Skip to contents

Check if mask words are in the model vocabulary.

Usage

BERT_vocab(
  models,
  mask.words,
  add.tokens = FALSE,
  add.method = c("sum", "mean")
)

Arguments

models

Model names at HuggingFace.

mask.words

Option words filling in the mask.

add.tokens

Add new tokens (for out-of-vocabulary words or even phrases) to model vocabulary? Defaults to FALSE. It only temporarily adds tokens for tasks but does not change the raw model file.

add.method

Method used to produce the token embeddings of new added tokens.
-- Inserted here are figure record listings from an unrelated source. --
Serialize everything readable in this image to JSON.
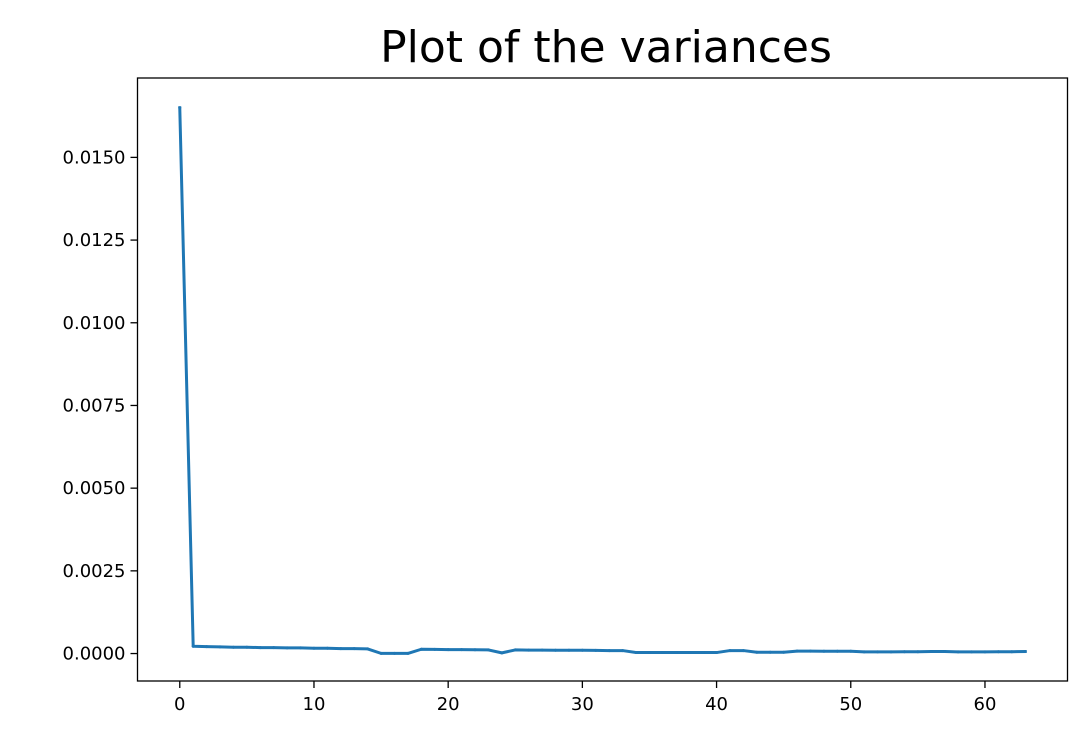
{
  "chart_data": {
    "type": "line",
    "title": "Plot of the variances",
    "xlabel": "",
    "ylabel": "",
    "xlim": [
      -3.15,
      66.15
    ],
    "ylim": [
      -0.00083,
      0.0174
    ],
    "xticks": [
      0,
      10,
      20,
      30,
      40,
      50,
      60
    ],
    "xtick_labels": [
      "0",
      "10",
      "20",
      "30",
      "40",
      "50",
      "60"
    ],
    "yticks": [
      0.0,
      0.0025,
      0.005,
      0.0075,
      0.01,
      0.0125,
      0.015
    ],
    "ytick_labels": [
      "0.0000",
      "0.0025",
      "0.0050",
      "0.0075",
      "0.0100",
      "0.0125",
      "0.0150"
    ],
    "grid": false,
    "series": [
      {
        "color": "#1f77b4",
        "x": [
          0,
          1,
          2,
          3,
          4,
          5,
          6,
          7,
          8,
          9,
          10,
          11,
          12,
          13,
          14,
          15,
          16,
          17,
          18,
          19,
          20,
          21,
          22,
          23,
          24,
          25,
          26,
          27,
          28,
          29,
          30,
          31,
          32,
          33,
          34,
          35,
          36,
          37,
          38,
          39,
          40,
          41,
          42,
          43,
          44,
          45,
          46,
          47,
          48,
          49,
          50,
          51,
          52,
          53,
          54,
          55,
          56,
          57,
          58,
          59,
          60,
          61,
          62,
          63
        ],
        "y": [
          0.0165,
          0.00022,
          0.00021,
          0.0002,
          0.00019,
          0.00019,
          0.00018,
          0.00018,
          0.00017,
          0.00017,
          0.00016,
          0.00016,
          0.00015,
          0.00015,
          0.00014,
          5e-06,
          5e-06,
          5e-06,
          0.00013,
          0.000125,
          0.00012,
          0.00012,
          0.000115,
          0.00011,
          2e-05,
          0.00011,
          0.000105,
          0.000105,
          0.0001,
          0.0001,
          0.0001,
          9.5e-05,
          9e-05,
          9e-05,
          3e-05,
          3e-05,
          3e-05,
          3e-05,
          3e-05,
          3e-05,
          3e-05,
          9e-05,
          9e-05,
          4e-05,
          4e-05,
          4e-05,
          7.5e-05,
          7.5e-05,
          7e-05,
          7e-05,
          7e-05,
          5e-05,
          5e-05,
          5e-05,
          5.5e-05,
          5.5e-05,
          6e-05,
          6e-05,
          5e-05,
          5e-05,
          5e-05,
          5.5e-05,
          5.5e-05,
          6e-05
        ]
      }
    ]
  }
}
Can be "sum" (default) or "mean" of subword token embeddings.

Value

A data.table of model name, mask word, real token (replaced if out of vocabulary), and token id (0~N).

Examples

if (FALSE) { # \dontrun{
models = c("bert-base-uncased", "bert-base-cased")
BERT_info(models)

BERT_vocab(models, c("bruce", "Bruce"))

BERT_vocab(models, 2020:2025)  # some are out-of-vocabulary
BERT_vocab(models, 2020:2025, add.tokens=TRUE)  # add vocab

BERT_vocab(models,
           c("individualism", "artificial intelligence"),
           add.tokens=TRUE)
} # }